In March 2006, the case was re-opened and the video evidence was subjected to forensic analysis, which revealed that the evidence was in fact misleading. The nanny cam had actually recorded around 5.5 frames per second, which made gentle motions seem violent when the video was played back at normal frame rate. This discovery exonerated Muro, who, despite being innocent, had to spend 29 months in jail.
This case teaches us an important lesson about the cognitive impact of photographic and video evidence, and how even the slightest misinterpretation of the contents of this evidence can lead to terrible miscarriage of justice.

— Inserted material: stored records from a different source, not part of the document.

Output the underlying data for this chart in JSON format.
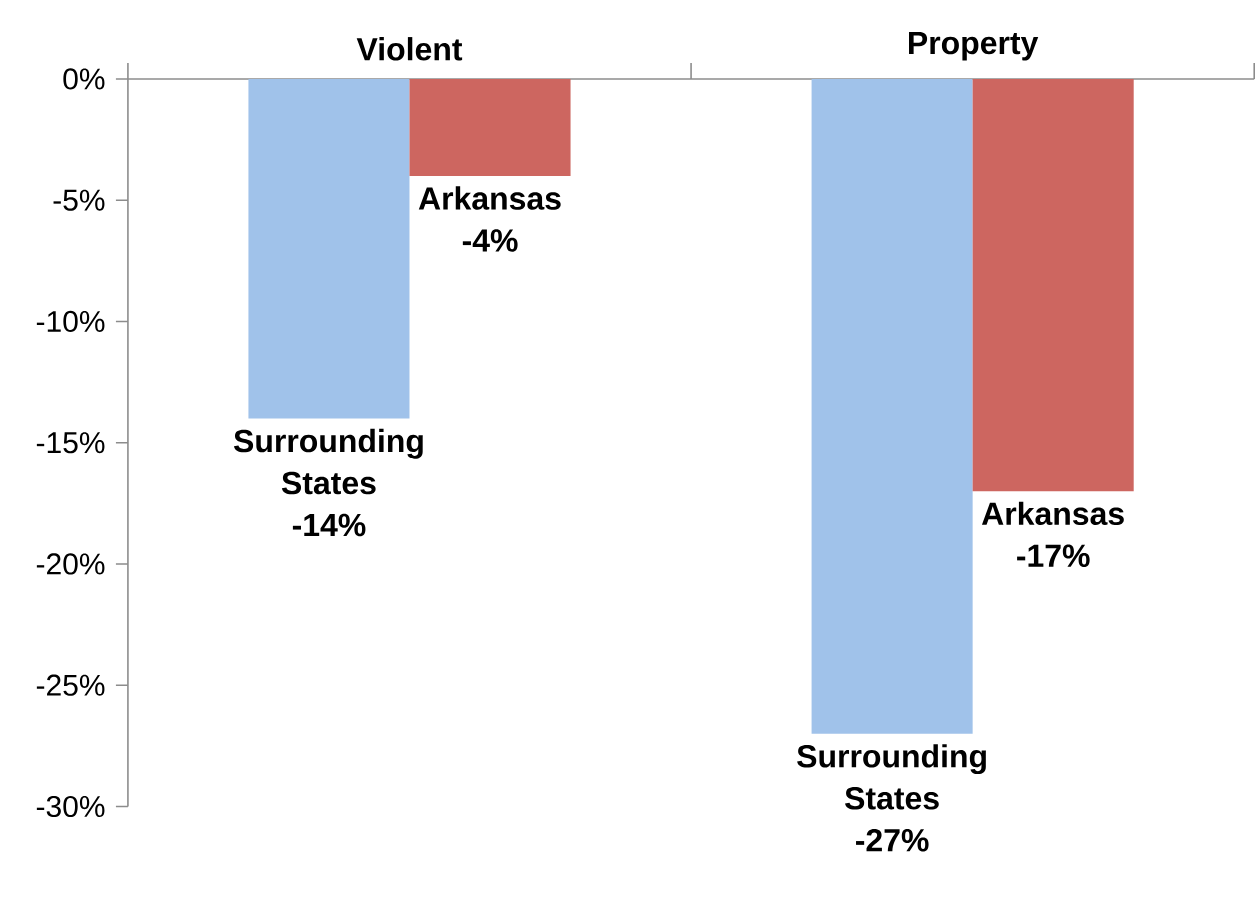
{
  "chart_data": {
    "type": "bar",
    "categories": [
      "Violent",
      "Property"
    ],
    "series": [
      {
        "name": "Surrounding States",
        "color": "#a0c2ea",
        "values": [
          -14,
          -27
        ],
        "value_labels": [
          "-14%",
          "-27%"
        ]
      },
      {
        "name": "Arkansas",
        "color": "#cd6660",
        "values": [
          -4,
          -17
        ],
        "value_labels": [
          "-4%",
          "-17%"
        ]
      }
    ],
    "ylim": [
      -30,
      0
    ],
    "yticks": [
      {
        "value": 0,
        "label": "0%"
      },
      {
        "value": -5,
        "label": "-5%"
      },
      {
        "value": -10,
        "label": "-10%"
      },
      {
        "value": -15,
        "label": "-15%"
      },
      {
        "value": -20,
        "label": "-20%"
      },
      {
        "value": -25,
        "label": "-25%"
      },
      {
        "value": -30,
        "label": "-30%"
      }
    ],
    "grid": false
  }
}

As documented representations of reality, photographs and videos facilitate post-event analysis by offering potent forensic evidence, which we are becoming increasingly dependent on for making sensitive and momentous decisions in politics, journalism, surveillance, intelligence, civil and criminal litigations. Photographs and videos are especially influential because they provide visual evidence of occurrence of a real world event, which has a kind of authority over our perception that is surpassed only by firsthand real-time assimilation of that event. In a world where visual evidence holds such significance, it is imperative that we be certain of its integrity and trustworthiness before accepting it as an accurate portrayal of reality.
Digital visual media forensics is a chain of scientific inquiry that supports digital image and video authentication and integrity verification, the fundamental goal of which is to preserve the given content in its most original form, all the while conducting a structured investigation that enables validation and interpretation of the information it conveys.